А наша общая работа тоже становилась все напряженнее. Павел Маркелыч и рта не давал никому раскрыть, погадать вслух, что будет, если фашисты прорвутся. Он просто не верил в это и, хотя зима еще только началась, твердил о весне:
— Душа из нас вон, а к первому теплу всю технику — на колеса! Мы тут не харчи переводить поставлены, а фронт подпирать, я так понимаю: нагрянет весна, и каждый наш трактор в поле будет что танк в бою. Чувствуете?
— Чувствуем! — хором отвечали мы.
— Ни черта вы не чувствуете. Димка Сидельников да Вовка Пронин ушли вчера в столовую и прохлаждались там сверх положенного чуть не полчаса. Киселя ждали. Клюквенного. На сахарине! И какой это дьявол сказал им, что кисель будут давать? Это ты, Юрка, придумал?
Юрка делал невинное лицо, отворачивался.
— Не отворачивайся. Все равно знаю, каков ты гусь. Веньке Макушкину кто петушиное перо сзади вставил? Не ты? В кузницу за махрой кто бегает? Не ты? Смотри, Юрка, доберусь до тебя, сниму с нарезки гаек, пошлю варить радиаторы.
Но снять Юрку с нарезки гаек мастер не мог. Гайки нарезались вручную, и нарезать их лучше Юрки мог только сам Пыхтелыч. А вот меня на моем деле мог бы заменить каждый. Проще и хуже моей работы была только та, которой мастер пугал штрафников. Радиаторы варить, а точнее — вываривать из них накипь, надо было на улице, на холоду. Причем возиться приходилось с едким раствором каустической соды, которая разъедала не только твердокаменную накипь, но и одежду, и обувь, и кожу на руках.
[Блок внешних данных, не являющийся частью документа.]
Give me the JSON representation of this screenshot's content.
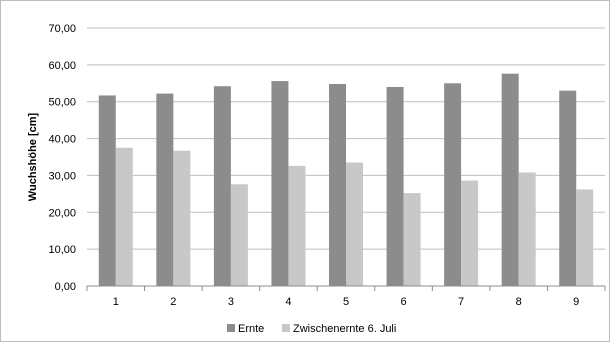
{
  "chart_data": {
    "type": "bar",
    "categories": [
      "1",
      "2",
      "3",
      "4",
      "5",
      "6",
      "7",
      "8",
      "9"
    ],
    "series": [
      {
        "name": "Ernte",
        "color": "#8c8c8c",
        "values": [
          51.7,
          52.2,
          54.2,
          55.6,
          54.8,
          54.0,
          55.0,
          57.6,
          53.0
        ]
      },
      {
        "name": "Zwischenernte 6. Juli",
        "color": "#c8c8c8",
        "values": [
          37.5,
          36.7,
          27.6,
          32.6,
          33.5,
          25.2,
          28.6,
          30.8,
          26.2
        ]
      }
    ],
    "ylabel": "Wuchshöhe  [cm]",
    "xlabel": "",
    "ylim": [
      0,
      70
    ],
    "yticks": [
      "0,00",
      "10,00",
      "20,00",
      "30,00",
      "40,00",
      "50,00",
      "60,00",
      "70,00"
    ],
    "grid": true,
    "legend": "bottom"
  }
}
И вот я старался, накручивал моторные клапаны. Старался так, что даже и в кузнице за всю первую неделю не побывал ни разу. Но зато я полностью закончил один мотор, и мастер посулил: «Притрешь второй — поставлю нарезать болты». А нарезка болтов — это уже, считай, повышение. Это нисколько не хуже Юркиных гаек — и я торопился, нажимал на коловорот. Нажимал так, что даже Юрка сказал:
— Смотри, в Америку дырку провертишь!
Работа пошла веселей еще и потому, что в нашем доме стало чуть-чуть сытнее. На то время, пока я хожу в учениках, Полина Мокиевна выхлопотала для меня колхозную стипендию: полмешка ржаной муки. Мука была серая, несеяная, на треть из отрубей — но я не променял бы ее ни на какую другую, даже на манну небесную, о которой не раз слыхивал от Анны Федоровны.
Это был мой первый заработок. И когда я привез его на санках домой, то долго сидел перед мешком на кухне, все пересыпал мягкую теплую муку в ладонях. Пересыпал, вдыхал ее чуть слышный запах, и передо мною вставало душное летнее поле, вставали струйки знойного марева и колыхание спелой ржи без конца и без края.
Когда-то, совсем еще глупым и маленьким, я заблудился в таком вот поле, во ржи. Как я туда попал — не помню, помню лишь, как испугался. Я стою меж высоких стеблей, будто на дне золотого колодца, и, куда ни гляну, — везде, кроме желтой стены, ничего не вижу. А над головою зыбким куполом смыкаются колосья. А вокруг такая тишь, словно на земле не осталось никого — ни людей, ни птиц, ни кузнечиков. Даже голубое небо отодвинулось куда-то страшно далеко.
И вот мне показалось, из этой тишины я никогда не выйду. Тут навсегда и останусь, тут пропаду, И я закричал. Закричал, как зайчонок, тонко и потерянно. И, помню, на мой крик отозвался мужской голос. Желтая стена с шумом раздвинулась, и предо мною возник отец. Он стоял в белой рубахе, загорелый, большой — рожь ему по грудь. Он поднял меня над колосьями, над всем жарким полем, засмеялся:
— Ну что кричишь? Ну что? Не в море потонул — в хлебах. Радуйся.
Вряд ли я тогда понимал, о какой радости говорит отец. Я понял это лишь теперь, когда мы с ребятами заварили из муки ржаную кашу и сели вокруг чашки за стол. Я сидел, смотрел на Шурку с Наташкой, на их мелькавшие ложки и ублаготворение думал: «Проживе-ем! Теперь-то проживем. Теперь малыши за мною как за каменной стеной!»
А чтобы совсем устроить в доме пир, я решился испечь каравай. Пусть хоть раз малыши наедятся хлеба вволю, да не какого-нибудь, а моего, трудового, рабочего.